On va où, pour attendre la fin du monde ?

tsunami

L’un de mes professeurs nous disait que Venise était, selon lui, le plus bel endroit du monde pour attendre sa fin. C'est ce qu'on doit appeler la tentation de Venise. À l’époque, il y avait beaucoup moins de visiteurs et les gondoles ne risquaient pas de chavirer à cause des énormes porte-touristes faisant des ronds dans l’eau à cadence industrielle. On savait déjà que la cité s’enfonçait doucement dans la mer, mais cela devait nous laisser largement le temps de déguster une glace ou un cappuccino sur la place Saint-Marc en regardant passer les filles.

Aujourd’hui, la question se pose sérieusement : quel est le meilleur endroit pour attendre cette fin du monde qui n’a jamais été aussi proche, comme chacun sait ou ne sait pas. La plus belle ville du monde, je veux dire Paris ? Faut aimer le foot et ses after champs-élyséens. Une ville moyenne, à dimension humaine avec son centre en cours de revitalisation et ses quartiers périphériques où l’on joue plus aux boules en les lançant du dixième étage que sur l’aire de jeu aménagée durant le dernier mandat ? En rase campagne, dans la diagonale du vide ? Impeccable si l’on est en bonne santé et qu’on ne veut voir personne. Cela dit… Et puis il y a, bien sûr, la Côte d’Azur. Classique. Pas donnée, mais ensoleillée.

Problème : il se pourrait bien que la Côte d’Azur soit aux premières loges pour assister à cette fin du monde qu’on veut bien imminente, à condition que ce soit chez le voisin. Prenez Cannes, par exemple. Elle est exposée au risque de tsunami. En effet, si la faille ligure, située à une vingtaine de kilomètres de la côte, venait à se rompre, l’on pourrait avoir des vagues de quatre mètres de hauteur. Alors, « dans la continuité de sa politique volontariste de prévention des risques majeurs, la mairie de Cannes expérimente une signalétique d’évacuation dédiée au risque tsunami », nous annonce le site municipal.
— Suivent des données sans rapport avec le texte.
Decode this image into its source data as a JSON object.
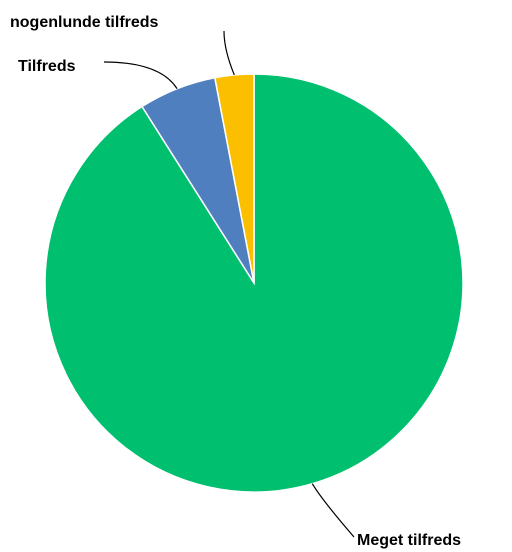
{
  "chart_data": {
    "type": "pie",
    "start_angle_deg": 0,
    "direction": "clockwise",
    "slices": [
      {
        "label": "Meget tilfreds",
        "value": 91.0,
        "color": "#00BF6F"
      },
      {
        "label": "Tilfreds",
        "value": 6.0,
        "color": "#4F7FBF"
      },
      {
        "label": "nogenlunde tilfreds",
        "value": 3.0,
        "color": "#FBBF00"
      }
    ],
    "legend": "none"
  }
}
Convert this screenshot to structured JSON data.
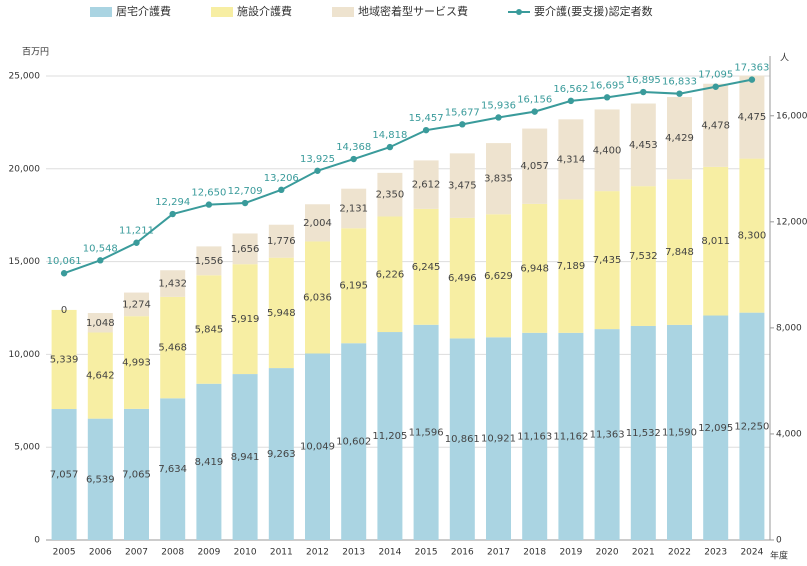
{
  "chart_data": {
    "type": "bar",
    "y_unit": "百万円",
    "y2_unit": "人",
    "x_unit": "年度",
    "categories": [
      "2005",
      "2006",
      "2007",
      "2008",
      "2009",
      "2010",
      "2011",
      "2012",
      "2013",
      "2014",
      "2015",
      "2016",
      "2017",
      "2018",
      "2019",
      "2020",
      "2021",
      "2022",
      "2023",
      "2024"
    ],
    "stacked": true,
    "series": [
      {
        "name": "居宅介護費",
        "color": "#aad4e2",
        "values": [
          7057,
          6539,
          7065,
          7634,
          8419,
          8941,
          9263,
          10049,
          10602,
          11205,
          11596,
          10861,
          10921,
          11163,
          11162,
          11363,
          11532,
          11590,
          12095,
          12250
        ],
        "value_labels": [
          "7,057",
          "6,539",
          "7,065",
          "7,634",
          "8,419",
          "8,941",
          "9,263",
          "10,049",
          "10,602",
          "11,205",
          "11,596",
          "10,861",
          "10,921",
          "11,163",
          "11,162",
          "11,363",
          "11,532",
          "11,590",
          "12,095",
          "12,250"
        ]
      },
      {
        "name": "施設介護費",
        "color": "#f7eea3",
        "values": [
          5339,
          4642,
          4993,
          5468,
          5845,
          5919,
          5948,
          6036,
          6195,
          6226,
          6245,
          6496,
          6629,
          6948,
          7189,
          7435,
          7532,
          7848,
          8011,
          8300
        ],
        "value_labels": [
          "5,339",
          "4,642",
          "4,993",
          "5,468",
          "5,845",
          "5,919",
          "5,948",
          "6,036",
          "6,195",
          "6,226",
          "6,245",
          "6,496",
          "6,629",
          "6,948",
          "7,189",
          "7,435",
          "7,532",
          "7,848",
          "8,011",
          "8,300"
        ]
      },
      {
        "name": "地域密着型サービス費",
        "color": "#eee3cf",
        "values": [
          0,
          1048,
          1274,
          1432,
          1556,
          1656,
          1776,
          2004,
          2131,
          2350,
          2612,
          3475,
          3835,
          4057,
          4314,
          4400,
          4453,
          4429,
          4478,
          4475
        ],
        "value_labels": [
          "0",
          "1,048",
          "1,274",
          "1,432",
          "1,556",
          "1,656",
          "1,776",
          "2,004",
          "2,131",
          "2,350",
          "2,612",
          "3,475",
          "3,835",
          "4,057",
          "4,314",
          "4,400",
          "4,453",
          "4,429",
          "4,478",
          "4,475"
        ]
      },
      {
        "name": "要介護(要支援)認定者数",
        "type": "line",
        "axis": "y2",
        "color": "#3a9b9b",
        "values": [
          10061,
          10548,
          11211,
          12294,
          12650,
          12709,
          13206,
          13925,
          14368,
          14818,
          15457,
          15677,
          15936,
          16156,
          16562,
          16695,
          16895,
          16833,
          17095,
          17363
        ],
        "value_labels": [
          "10,061",
          "10,548",
          "11,211",
          "12,294",
          "12,650",
          "12,709",
          "13,206",
          "13,925",
          "14,368",
          "14,818",
          "15,457",
          "15,677",
          "15,936",
          "16,156",
          "16,562",
          "16,695",
          "16,895",
          "16,833",
          "17,095",
          "17,363"
        ]
      }
    ],
    "ylim": [
      0,
      25000
    ],
    "yticks": [
      0,
      {
        "value": 5000,
        "label": "5,000"
      },
      {
        "value": 10000,
        "label": "10,000"
      },
      {
        "value": 15000,
        "label": "15,000"
      },
      {
        "value": 20000,
        "label": "20,000"
      },
      {
        "value": 25000,
        "label": "25,000"
      }
    ],
    "y2lim": [
      0,
      17500
    ],
    "y2ticks": [
      0,
      {
        "value": 4000,
        "label": "4,000"
      },
      {
        "value": 8000,
        "label": "8,000"
      },
      {
        "value": 12000,
        "label": "12,000"
      },
      {
        "value": 16000,
        "label": "16,000"
      }
    ],
    "grid": true,
    "legend": "top"
  }
}
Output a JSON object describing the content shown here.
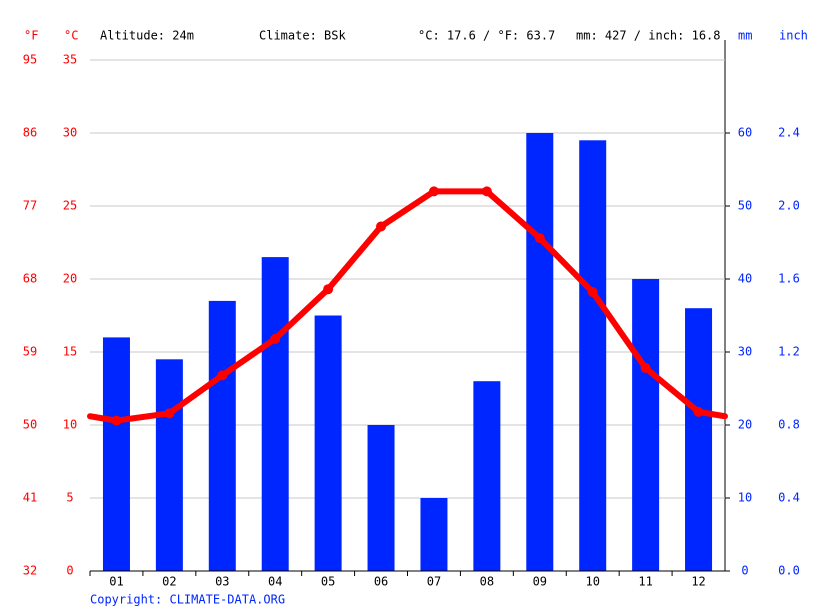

On nous précise que « cette signalétique matérialisant un itinéraire d’évacuation tsunami sera posée depuis la gare maritime jusqu’à la gare SNCF et expérimentée par la population afin d’éprouver son efficacité en cas d'alerte ». Ceci dans le prolongement de la « charte sur le risque tsunamis et de submersions marines en baie de Cannes » promulguée en novembre 2019. Une charte qui engage les professionnels signataires à, notamment, « être attentifs aux signes avant-coureurs d’un tsunami, à préparer un kit d’urgence, à suivre une formation auprès de la mairie, etc… »

Tout cela peut faire sourire les sceptiques, mais l’on n’est jamais trop prudent. C'est ce qu'on appelle développer une culture du risque. C'est toujours mieux que de parier sur la chance.

Cela dit, encore un petit effort et, pour sortir faire ses commissions, il faudra rendre compte à un central opérationnel, porter un casque lourd, un masque - ça va sans dire -, et disposer d’un kit survie dans son sac à dos. Les mauvais esprits vont, d'ailleurs, se demander si l’on ne pourrait pas imaginer des chartes pour tout un tas d’autres risques. Les rues risquent de devenir illisibles, mais c'est un risque à prendre. Par exemple, le risque terroriste qui repose non pas sur la faille ligure mais la faille civilisationnelle. Les signataires de la charte ad hoc s’engageraient à être attentifs aux signes avant-coureurs, à suivre une formation, à afficher dans leurs locaux une carte sur laquelle seraient identifiées les zones refuges, etc.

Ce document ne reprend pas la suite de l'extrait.